Grain and oilseeds futures closed firmer on Monday;
- Chicago wheat July contract was up 12c/bu to 538;
- Kansas wheat July contract was up 13c/bu to 465.5;
- Minneapolis wheat September contract up 7.5c/bu to 543.5;
- MATIF wheat September contract up €3/t to €183.75
- MATIF rapeseed August contract was down €1.25/t at €367.5
- Winnipeg canola July contract down $C1.30/t to $C452.10
- Corn July contract up 4.5c/bu to 446.75;
- Soybeans July contract up 6.25c/bu to 909;
- Crude oil August contract down US$0.17/barrel to $57.7
- Dow Jones up 8.41 points to 26,727.54
- AUD up to 0.6960
- CAD up to 1.318
- EUR up to 1.139
Wheat rebounded to start the week, with Chicago closing +12¢ to 538 (N), KC +13¢ to 465.5¢(N), Minny +7.5¢ to 543.5¢(N), and Matif +3€ to 183.75 on the earlier close as markets finally begin to get concerned about the EU/BSEA heat – hot forecasts in parts of Canada aren’t helping things either. Corn picked up 4.75¢ to 446.75¢(N) while beans were up six and a quarter to 909¢ (N) (Matif rapeseed off a euro and a quarter to 367.5€ while Winnipeg gave up a buck thirty to $452.1). Meanwhile, despite US President Trump imposing new sanctions on Iran, crude oil has inched back 17¢ to $57.7/barrel WTI (off 40¢ to $64.8 Brent) and the DOW was up 8 points. The AUD is a tad stronger to 69.6¢, the CAD to $1.318, and the EUR trading at $1.139 with the dollar index off 0.2.
Crop progress figures were out again for the US, calling corn planting up to 96pc nationally and beans at 85pc. However, there’s little confidence in the market about how well these figures actually reflect fieldwork (especially given the rains across the Midwest the other week) as opposed to prevent-plant decisions.
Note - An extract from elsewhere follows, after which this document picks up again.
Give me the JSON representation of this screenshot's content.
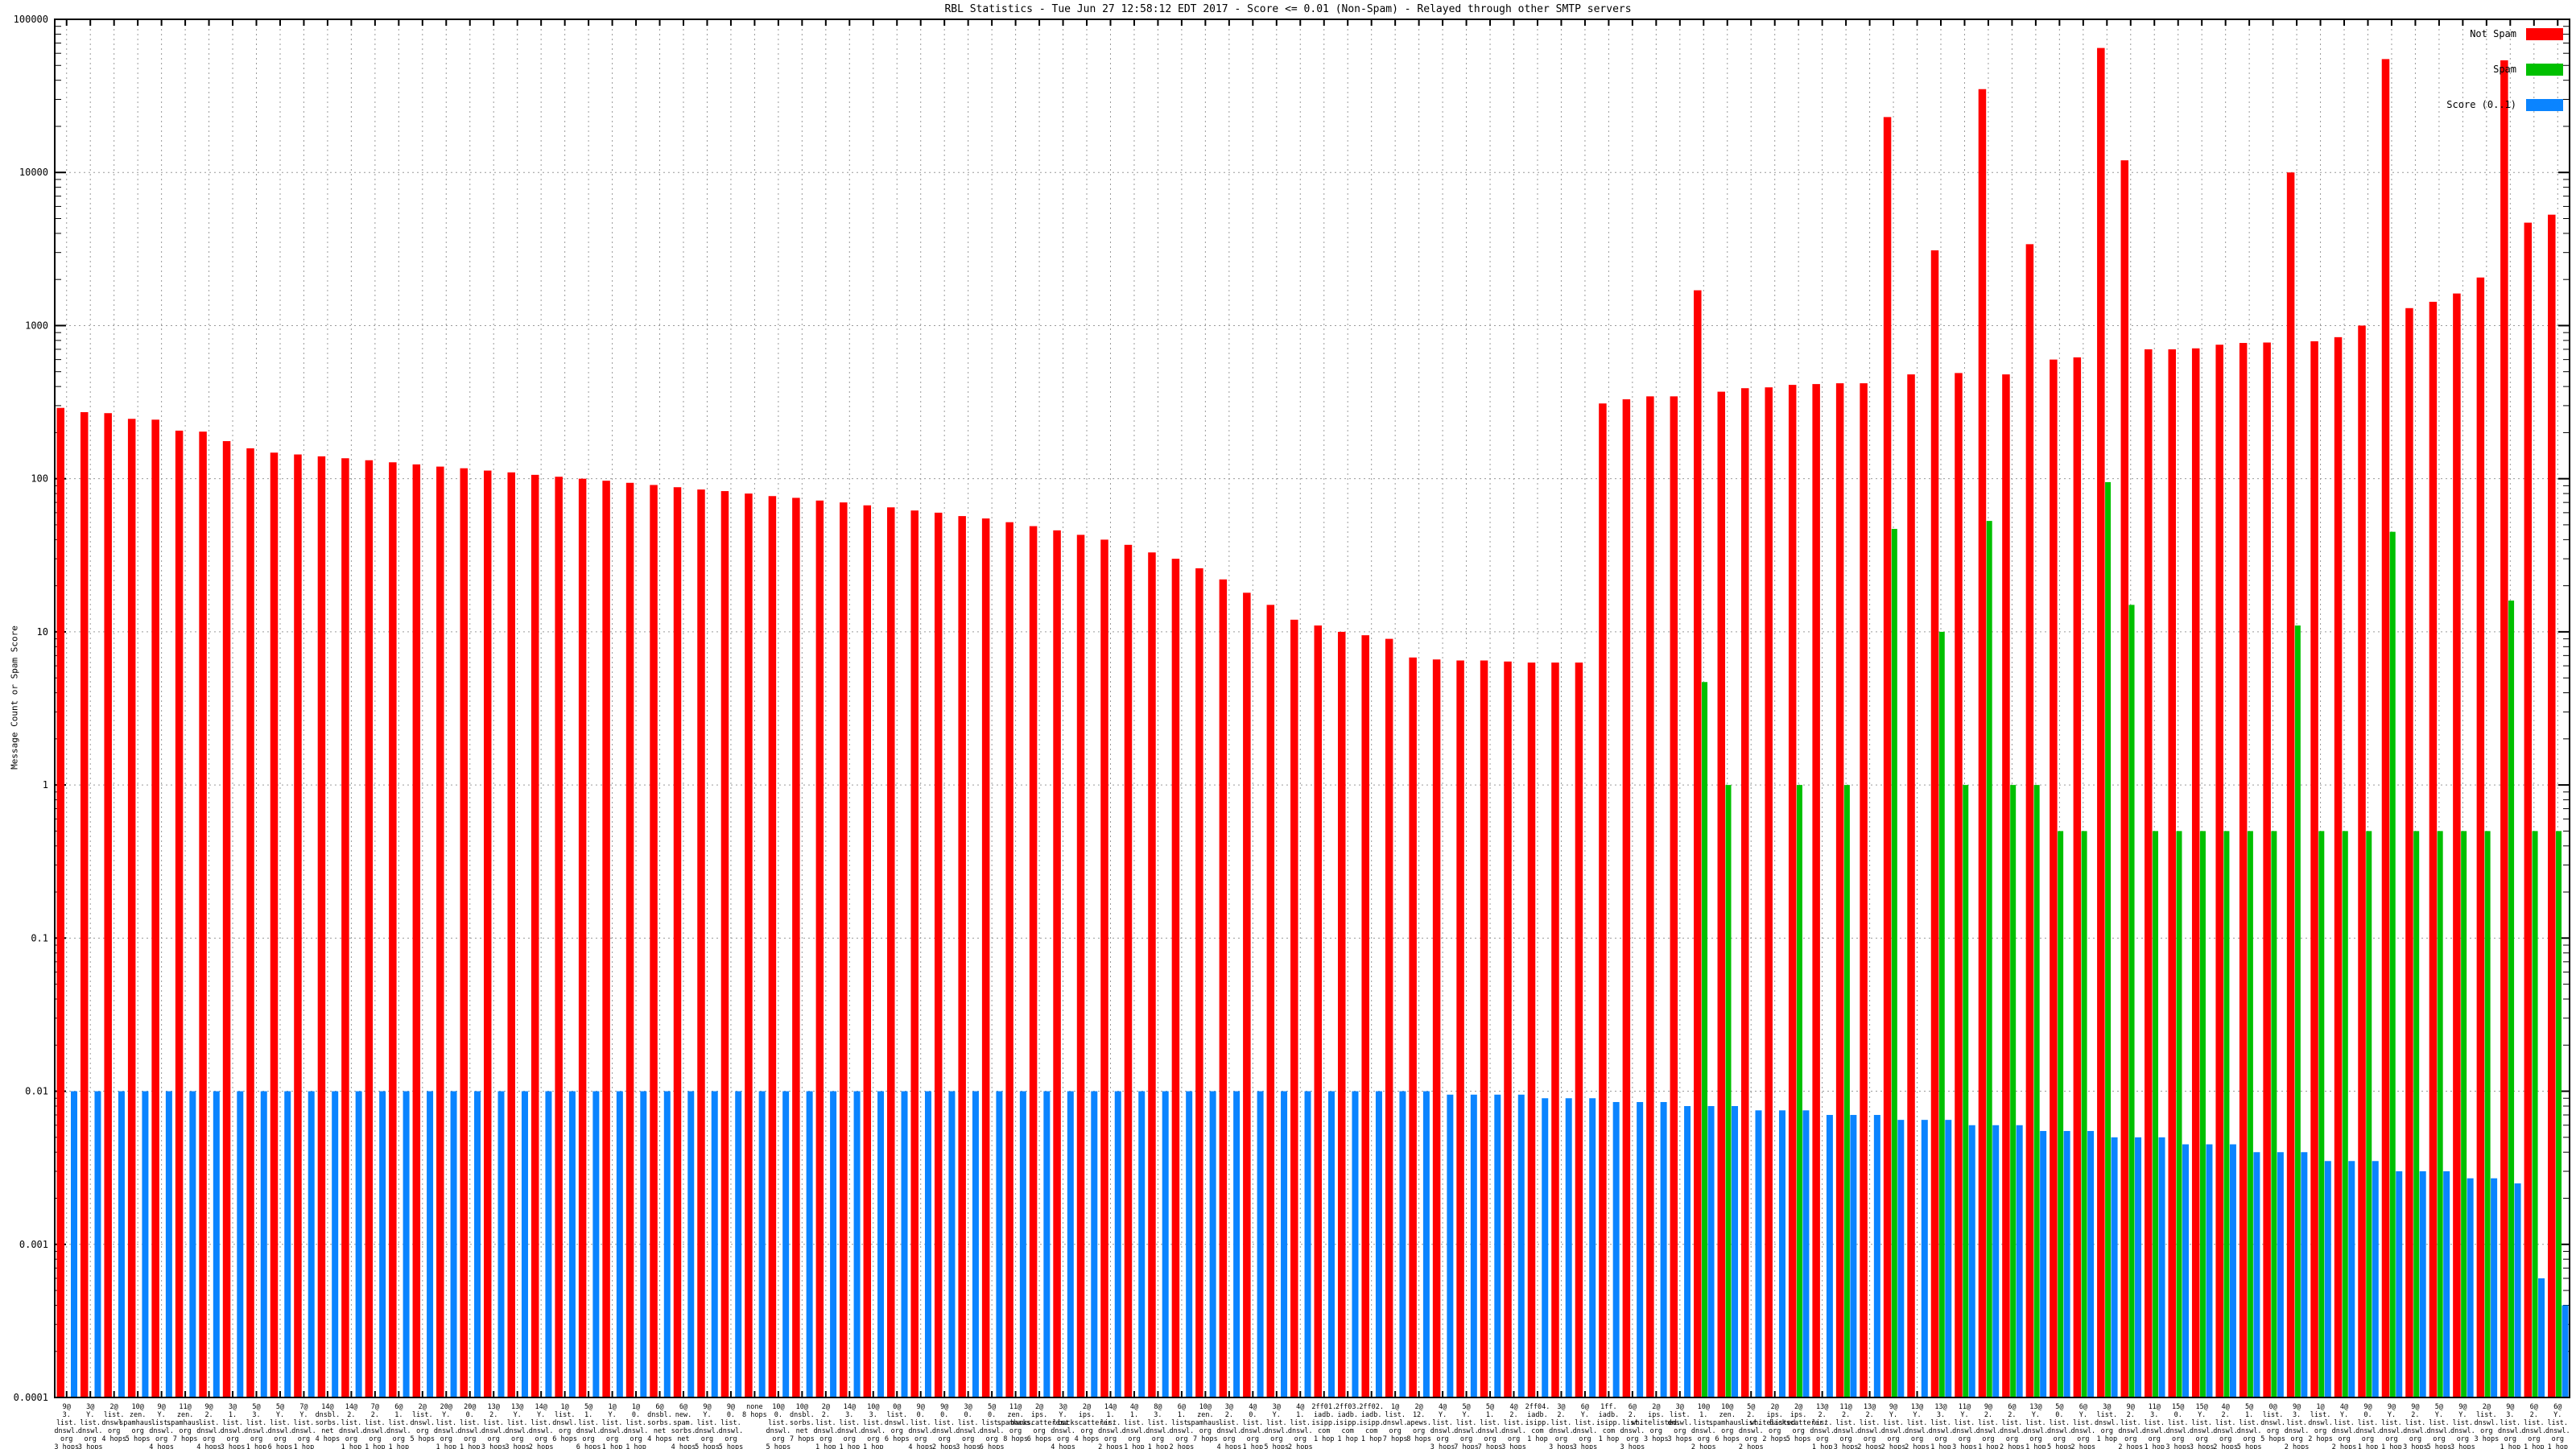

This is the first time in many years in which the methodology behind planting progress has actually mattered to the market – and many are finally now realizing that they misunderstood the figures for years. In more “normal” years the difference has mattered little, but in the extreme cases (as is the case in 2019) the differentiation between reduced intentions and increased planting is critical. We won’t see any real resolution to this discussion on acreage in the near term, though markets are closely looking towards this Friday’s acreage report as a directional guide – the figures there are surveyed during the first two weeks of June so they are not likely to be representative in absolute terms given the last few weeks. Crop conditions were also in, with corn at 56pc good/excellent (g/e) versus 77pc average and beans at 54pc (vs 73pc avg). Speculators are already trying to tie these figures into their yield models, but Lachstock suggests that these figures are also likely to be subject to some debate in coming weeks – given the delayed maturity, amount of yet-to-emerge beans, and variance in interpretations likely in this abnormal year (states offices can interpret categories/definitions/
Meanwhile, US wheat harvest figures remain slow, with the national average pegged at 15pc cut (winter wheat) vs 34pc normal – and we make note that Kansas progress was only 5pc (vs 36pc avg). Crop conditions were down slightly (61pc g/e vs 64pc last week) but with harvest ongoing and the recent weather the questions are more focused on actual harvest yield (so far so good) and quality results (more mixed). Other global news has been relatively quiet, with SAGO results in yesterday showing booked barley prices from a $186/t to $193 C&F Red Sea, and $200-206 C&F Gulf. Comments out of India are also noting the improvement in monsoon rains there in recent days – helping kickstart delayed plantings (from the dryness) for their summer crops.
Good luck to any readers in Europe – stay cool and hydrated.